SANTIAGO – A billionaire with a Harvard degree runs for President of Chile promising reforms to enhance productivity and competitiveness, and wins. Once he takes office in 2010, the economy recovers quickly from the global financial crisis, creates jobs, and continues growing until recently. The billionaire, never one to shy from publicity, claims the credit.

Chile is a case of successful pro-market reform, argues Sebastián Piñera, who stepped down from the presidency on March 11. He is wrong. The Chilean economy has expanded, and no one with his or her heart in the right place can fail to celebrate that; but this growth has little to do with the former president’s policies. Even worse, the expansion is proving to be unsustainable, and Chileans will soon feel the consequences of Piñera’s failure to carry out the pro-growth reforms he once promised.

Chile was hit hard by the 2008-2009 financial crisis: foreign loans vanished and the price of copper, Chile’s main export, collapsed. But this time around, the Chilean economy was in shape to withstand massive external shocks.

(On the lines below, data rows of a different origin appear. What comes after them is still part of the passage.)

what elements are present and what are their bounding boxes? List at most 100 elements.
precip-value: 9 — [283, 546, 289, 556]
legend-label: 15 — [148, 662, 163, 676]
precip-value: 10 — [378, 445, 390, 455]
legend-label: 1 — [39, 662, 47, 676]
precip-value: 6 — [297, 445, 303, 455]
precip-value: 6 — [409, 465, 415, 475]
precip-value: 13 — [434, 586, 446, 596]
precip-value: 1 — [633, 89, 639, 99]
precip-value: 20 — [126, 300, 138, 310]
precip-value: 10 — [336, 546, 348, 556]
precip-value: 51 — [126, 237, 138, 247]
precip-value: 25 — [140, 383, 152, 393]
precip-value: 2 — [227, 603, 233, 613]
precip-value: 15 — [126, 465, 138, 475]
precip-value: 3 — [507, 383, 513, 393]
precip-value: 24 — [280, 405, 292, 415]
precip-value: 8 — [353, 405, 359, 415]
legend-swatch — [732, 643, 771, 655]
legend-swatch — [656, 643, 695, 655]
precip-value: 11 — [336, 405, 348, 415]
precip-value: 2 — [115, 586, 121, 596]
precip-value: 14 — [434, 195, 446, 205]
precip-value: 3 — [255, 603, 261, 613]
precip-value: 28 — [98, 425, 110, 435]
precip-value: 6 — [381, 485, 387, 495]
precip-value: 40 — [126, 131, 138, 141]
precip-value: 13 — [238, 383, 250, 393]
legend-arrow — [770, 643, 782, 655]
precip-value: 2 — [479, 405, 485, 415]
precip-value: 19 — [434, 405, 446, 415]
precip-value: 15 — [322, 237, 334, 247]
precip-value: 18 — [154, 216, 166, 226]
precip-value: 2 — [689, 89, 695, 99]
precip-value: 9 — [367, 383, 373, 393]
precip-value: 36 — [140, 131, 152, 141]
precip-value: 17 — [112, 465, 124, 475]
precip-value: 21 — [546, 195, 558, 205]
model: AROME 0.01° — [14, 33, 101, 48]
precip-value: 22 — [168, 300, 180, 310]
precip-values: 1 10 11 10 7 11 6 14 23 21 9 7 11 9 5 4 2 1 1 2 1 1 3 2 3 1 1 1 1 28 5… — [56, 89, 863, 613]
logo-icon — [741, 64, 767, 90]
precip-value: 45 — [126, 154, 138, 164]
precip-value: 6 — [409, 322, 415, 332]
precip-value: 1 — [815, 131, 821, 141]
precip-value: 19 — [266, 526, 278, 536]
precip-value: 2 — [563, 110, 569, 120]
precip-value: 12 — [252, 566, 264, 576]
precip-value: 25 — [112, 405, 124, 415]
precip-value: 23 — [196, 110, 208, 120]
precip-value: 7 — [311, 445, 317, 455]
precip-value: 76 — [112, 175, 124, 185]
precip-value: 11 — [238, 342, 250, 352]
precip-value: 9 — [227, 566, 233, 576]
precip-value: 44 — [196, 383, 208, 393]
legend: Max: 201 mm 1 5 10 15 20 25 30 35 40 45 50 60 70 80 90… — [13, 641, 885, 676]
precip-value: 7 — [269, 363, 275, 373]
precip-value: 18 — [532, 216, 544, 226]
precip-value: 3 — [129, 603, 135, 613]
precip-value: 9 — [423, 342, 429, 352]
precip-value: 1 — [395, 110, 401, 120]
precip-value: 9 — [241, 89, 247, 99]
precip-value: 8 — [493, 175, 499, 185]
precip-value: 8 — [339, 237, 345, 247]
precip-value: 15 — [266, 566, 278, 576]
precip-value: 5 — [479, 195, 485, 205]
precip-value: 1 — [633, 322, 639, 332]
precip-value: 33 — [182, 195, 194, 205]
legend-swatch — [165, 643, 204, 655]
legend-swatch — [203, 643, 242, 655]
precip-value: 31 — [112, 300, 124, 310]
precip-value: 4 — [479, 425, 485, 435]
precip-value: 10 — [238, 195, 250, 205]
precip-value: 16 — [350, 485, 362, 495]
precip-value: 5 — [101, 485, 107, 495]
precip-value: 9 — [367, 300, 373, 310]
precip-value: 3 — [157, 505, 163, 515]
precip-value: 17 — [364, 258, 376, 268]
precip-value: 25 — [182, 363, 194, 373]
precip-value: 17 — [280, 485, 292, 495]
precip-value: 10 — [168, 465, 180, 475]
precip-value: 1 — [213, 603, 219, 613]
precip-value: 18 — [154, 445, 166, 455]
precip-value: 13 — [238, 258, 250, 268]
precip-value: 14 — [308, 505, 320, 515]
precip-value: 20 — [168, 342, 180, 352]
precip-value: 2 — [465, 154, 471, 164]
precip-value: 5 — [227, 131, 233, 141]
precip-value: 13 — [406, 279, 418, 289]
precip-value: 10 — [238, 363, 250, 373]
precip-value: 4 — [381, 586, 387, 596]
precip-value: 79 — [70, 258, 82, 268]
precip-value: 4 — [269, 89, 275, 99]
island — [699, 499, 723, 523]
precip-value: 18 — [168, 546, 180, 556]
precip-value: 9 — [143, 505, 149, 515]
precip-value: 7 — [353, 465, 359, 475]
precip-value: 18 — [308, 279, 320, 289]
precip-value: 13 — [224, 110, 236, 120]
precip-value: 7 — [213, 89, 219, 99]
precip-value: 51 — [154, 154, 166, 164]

The government had been running surpluses, public debt was almost nil, and banks were well regulated. As a result, the government of President Michelle Bachelet (who was in office from 2006 to 2010 and has just been sworn in for a second term) was able to launch a potent anti-crisis fiscal stimulus, financed with resources saved from the earlier copper boom. The central bank, autonomous from political pressures and run by highly respected professionals, did its part by slashing interest rates.